Stop using pickle already. Seriously, stop it! — mina86.com
mina86.com

It is common knowledge that pickle is a serious security risk. And yet, vulnerabilities involving that serialisation format keep happening. In the article I shortly describe the issue and appeal to people to stop using pickle.

  • Daniel Quinn@lemmy.caEnglish
    21·
    22 days ago

    The thing is, none of the suggested alternatives can do what pickle does, and the article focuses on a narrow (albeit ubiquitous) use case: serialisation of untrusted data.

    There are still legitimate use cases for pickle, especially when storing, caching, or comparing objects that can’t easily be serialised with say, JSON or TOML. It’s a question of using the right thing for the right job is all, and pretending like JSON is a comparable alternative to pickle doesn’t help anyone.

    • mina86@lemmy.wtfOPEnglish
      61·
      23 days ago

      If you’re serialising trusted data, you can define schema for it and use Protocol Buffers which will not only by safer but also faster. Pretending that you need to be able to serialise arbitrary data hurts everyone.

      • logging_strict@programming.dev
        2·
        17 days ago

        Also there is strictyaml that validates against schemas. Don’t touch the builtin yaml module.

        protobuf needs to be compiled. This introduces possibility of coder error. Just forgetting to compile and commit protobuf files after a change. This affected the electrum btc and ltc (light) wallets.

        • mina86@lemmy.wtfOPEnglish
          3·
          16 days ago

          Also there is strictyaml that validates against schemas. Don’t touch the builtin yaml module.

          Thanks. I’ll include that in an update.

          protobuf needs to be compiled. This introduces possibility of coder error. Just forgetting to compile and commit protobuf files after a change. This affected the electrum btc and ltc (light) wallets.

          Yes, that’s certainly a downside. It also demonstrates one should not commit such generated files. A better approach is to commit the source files (in this instance message definition) and have a compilation step included in the program’s build/install recipe.

          strictyaml

          • logging_strict@programming.dev
            2·
            14 days ago

            A better approach

            That unfortunately isn’t a better approach. The compilation step requires protobuf to be installed, by the distro package manager. To my knowledge it’s not available from pypi.

            An uncompiled protobuf file is essentially worthless unless it’s compiled. But if it’s compiled then it’s a binary blob.

            Not anti-protobuf. Just make the protobuf compiler available without getting a distro package manager involved.

            Otherwise slower alternatives might be more viable.

            strictyaml bundles strictyaml.ruamel, which used to be an external unmaintained C package.

            This reduces strictyaml dependencies to:

            pyproject.toml

            dependencies = [
    "python-dateutil>=2.6.0"
]

            Just that one.
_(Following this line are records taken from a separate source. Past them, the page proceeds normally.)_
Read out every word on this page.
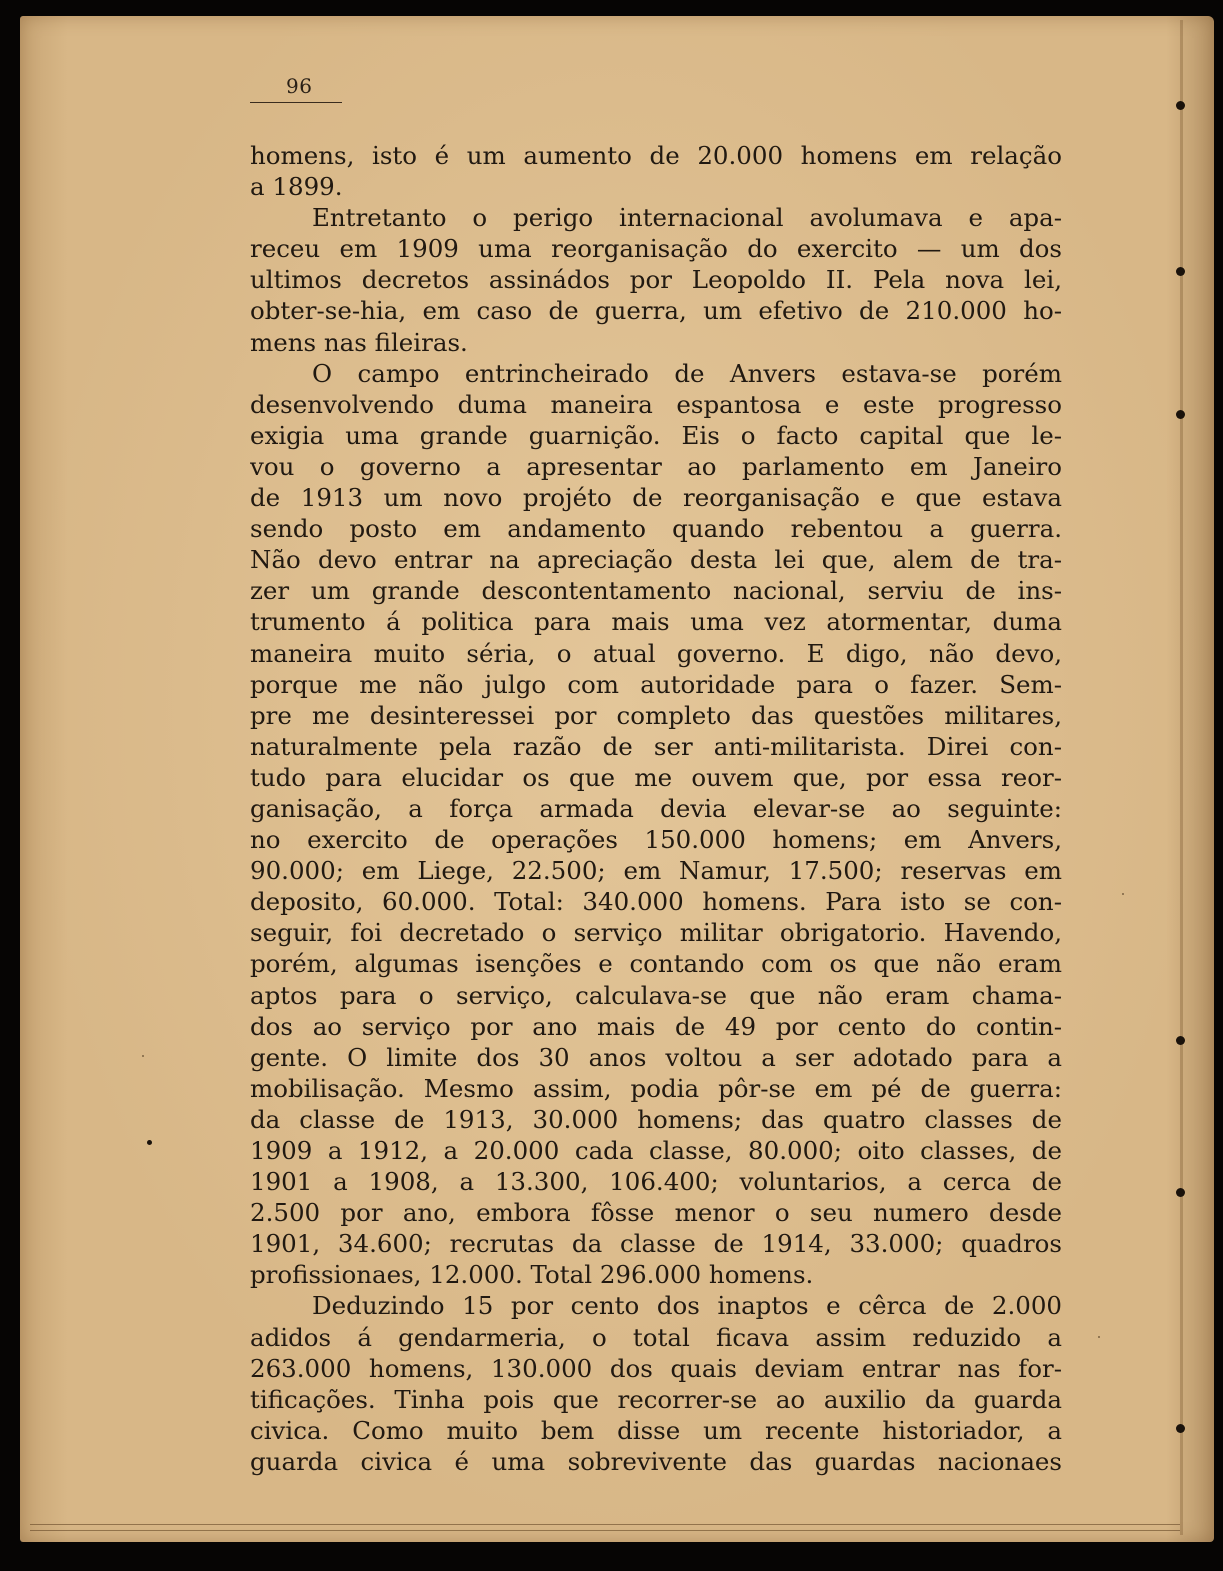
96
homens, isto é um aumento de 20.000 homens em relação
a 1899.
Entretanto o perigo internacional avolumava e apa-
receu em 1909 uma reorganisação do exercito — um dos
ultimos decretos assinádos por Leopoldo II. Pela nova lei,
obter-se-hia, em caso de guerra, um efetivo de 210.000 ho-
mens nas fileiras.
O campo entrincheirado de Anvers estava-se porém
desenvolvendo duma maneira espantosa e este progresso
exigia uma grande guarnição. Eis o facto capital que le-
vou o governo a apresentar ao parlamento em Janeiro
de 1913 um novo projéto de reorganisação e que estava
sendo posto em andamento quando rebentou a guerra.
Não devo entrar na apreciação desta lei que, alem de tra-
zer um grande descontentamento nacional, serviu de ins-
trumento á politica para mais uma vez atormentar, duma
maneira muito séria, o atual governo. E digo, não devo,
porque me não julgo com autoridade para o fazer. Sem-
pre me desinteressei por completo das questões militares,
naturalmente pela razão de ser anti-militarista. Direi con-
tudo para elucidar os que me ouvem que, por essa reor-
ganisação, a força armada devia elevar-se ao seguinte:
no exercito de operações 150.000 homens; em Anvers,
90.000; em Liege, 22.500; em Namur, 17.500; reservas em
deposito, 60.000. Total: 340.000 homens. Para isto se con-
seguir, foi decretado o serviço militar obrigatorio. Havendo,
porém, algumas isenções e contando com os que não eram
aptos para o serviço, calculava-se que não eram chama-
dos ao serviço por ano mais de 49 por cento do contin-
gente. O limite dos 30 anos voltou a ser adotado para a
mobilisação. Mesmo assim, podia pôr-se em pé de guerra:
da classe de 1913, 30.000 homens; das quatro classes de
1909 a 1912, a 20.000 cada classe, 80.000; oito classes, de
1901 a 1908, a 13.300, 106.400; voluntarios, a cerca de
2.500 por ano, embora fôsse menor o seu numero desde
1901, 34.600; recrutas da classe de 1914, 33.000; quadros
profissionaes, 12.000. Total 296.000 homens.
Deduzindo 15 por cento dos inaptos e cêrca de 2.000
adidos á gendarmeria, o total ficava assim reduzido a
263.000 homens, 130.000 dos quais deviam entrar nas for-
tificações. Tinha pois que recorrer-se ao auxilio da guarda
civica. Como muito bem disse um recente historiador, a
guarda civica é uma sobrevivente das guardas nacionaes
So can be confident strictyaml will work.

            Can the same be said for protobuf and Google (over invested in AI and is probably dying underneath a huge debt burden while spending tons of money on AI wash propaganda while not funding Python projects enough. Maintainer leave or burn out while everyone is too busy head fcking us with the AI washing to notice.)

            • mina86@lemmy.wtfOPEnglish
              2·
              14 days ago

              It is a better approach, it just may be more complex. Only people developing or packaging the library need to compile the message definitions. It’s not a big burden to require than they have protoc installed. The end user will only need to depend on the created package.
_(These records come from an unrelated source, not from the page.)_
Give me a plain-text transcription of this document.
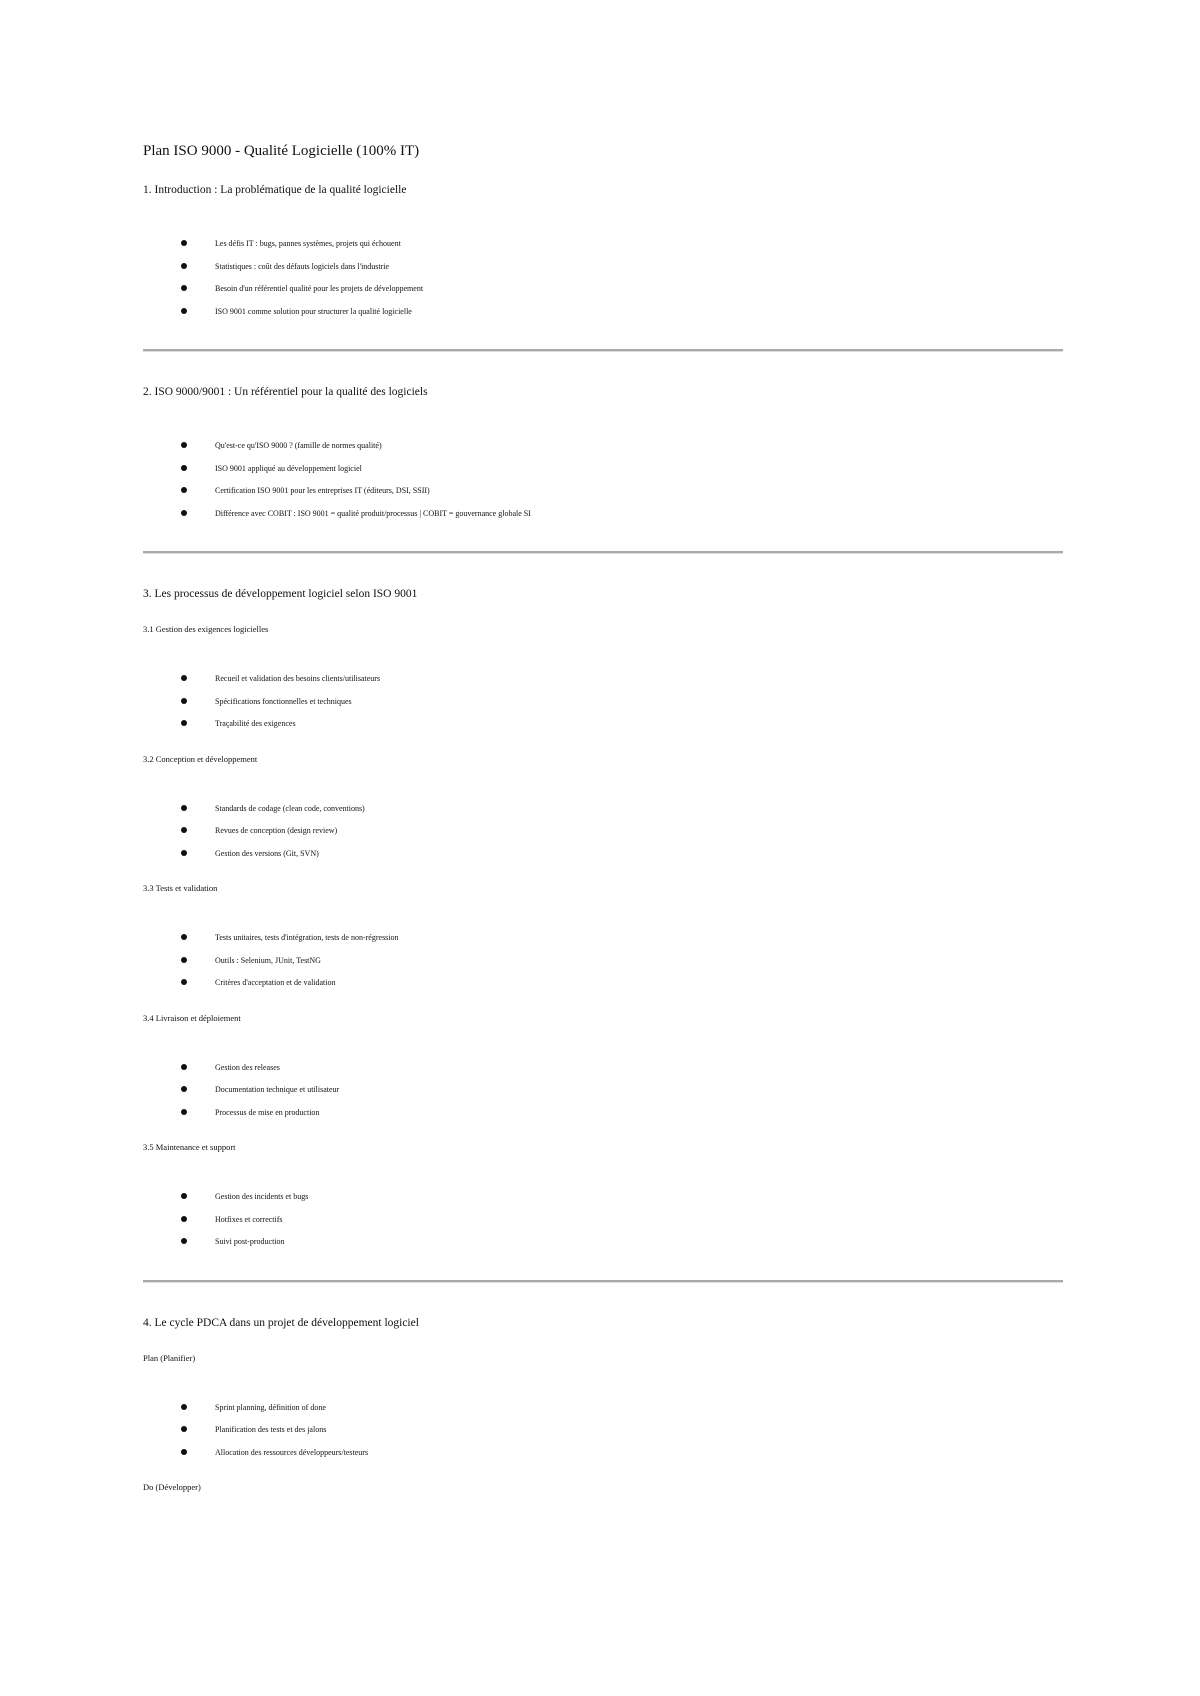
Plan ISO 9000 - Qualité Logicielle (100% IT)
1. Introduction : La problématique de la qualité logicielle
Les défis IT : bugs, pannes systèmes, projets qui échouent
Statistiques : coût des défauts logiciels dans l'industrie
Besoin d'un référentiel qualité pour les projets de développement
ISO 9001 comme solution pour structurer la qualité logicielle
2. ISO 9000/9001 : Un référentiel pour la qualité des logiciels
Qu'est-ce qu'ISO 9000 ? (famille de normes qualité)
ISO 9001 appliqué au développement logiciel
Certification ISO 9001 pour les entreprises IT (éditeurs, DSI, SSII)
Différence avec COBIT : ISO 9001 = qualité produit/processus | COBIT = gouvernance globale SI
3. Les processus de développement logiciel selon ISO 9001
3.1 Gestion des exigences logicielles
Recueil et validation des besoins clients/utilisateurs
Spécifications fonctionnelles et techniques
Traçabilité des exigences
3.2 Conception et développement
Standards de codage (clean code, conventions)
Revues de conception (design review)
Gestion des versions (Git, SVN)
3.3 Tests et validation
Tests unitaires, tests d'intégration, tests de non-régression
Outils : Selenium, JUnit, TestNG
Critères d'acceptation et de validation
3.4 Livraison et déploiement
Gestion des releases
Documentation technique et utilisateur
Processus de mise en production
3.5 Maintenance et support
Gestion des incidents et bugs
Hotfixes et correctifs
Suivi post-production
4. Le cycle PDCA dans un projet de développement logiciel
Plan (Planifier)
Sprint planning, définition of done
Planification des tests et des jalons
Allocation des ressources développeurs/testeurs
Do (Développer)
              • logging_strict@programming.dev
                1·
                14 days ago

                It’s a potential single point of failure. Which have experienced first hand. The rest of the app could not run cuz a non-essential piece was non-operable due to the missing compiled message definitions file or message definitions file was updated but not compiled.

                So protobuf carries a non-zero risk.
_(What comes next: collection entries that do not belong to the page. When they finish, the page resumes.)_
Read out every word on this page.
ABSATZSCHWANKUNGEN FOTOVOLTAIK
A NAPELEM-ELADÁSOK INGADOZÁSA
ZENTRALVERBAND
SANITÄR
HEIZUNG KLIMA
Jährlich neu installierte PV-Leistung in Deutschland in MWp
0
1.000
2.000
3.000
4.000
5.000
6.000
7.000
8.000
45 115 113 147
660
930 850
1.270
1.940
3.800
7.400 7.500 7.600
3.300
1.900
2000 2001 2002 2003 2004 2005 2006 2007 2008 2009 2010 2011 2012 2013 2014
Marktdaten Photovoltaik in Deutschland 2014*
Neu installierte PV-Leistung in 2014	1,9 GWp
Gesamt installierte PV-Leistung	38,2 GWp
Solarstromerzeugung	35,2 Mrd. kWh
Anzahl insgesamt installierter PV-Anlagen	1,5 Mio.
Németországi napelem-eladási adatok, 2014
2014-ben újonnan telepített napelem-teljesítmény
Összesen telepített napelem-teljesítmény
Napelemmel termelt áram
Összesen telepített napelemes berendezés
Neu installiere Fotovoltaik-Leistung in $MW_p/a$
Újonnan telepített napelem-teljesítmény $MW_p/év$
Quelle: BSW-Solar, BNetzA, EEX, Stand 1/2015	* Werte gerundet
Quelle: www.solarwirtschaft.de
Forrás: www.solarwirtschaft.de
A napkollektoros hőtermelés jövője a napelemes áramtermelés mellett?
                Could the app have been designed without an essential exploding binary blob? Most definitely yes!

                • mina86@lemmy.wtfOPEnglish
                  2·
                  13 days ago

                  Writing software carries a non-zero risk. If compiling was part of building the package rather than manually committed to the repository, things would work. And that would make the design have no essential binary blob.

  • NostraDavid@programming.dev
    11·
    23 days ago

    If you need to pickle your ML model, just use JobLib instead.

    If you want to save a polars or pandas df, save files as parquet.

    Both ways you can also use compression, so you’ll save space as well. Use zstd if you need decent compression, or lz4 if you write and read speeds.

    • mina86@lemmy.wtfOPEnglish
      3·
      23 days ago

      Joblib has the same drawback as pickle. From the documentation:

      joblib.dump() and joblib.load() are based on the Python pickle serialization model, which means that arbitrary Python code can be executed when loading a serialized object with joblib.load().

      joblib.load() should therefore never be used to load objects from an untrusted source or otherwise you will introduce a security vulnerability in your program.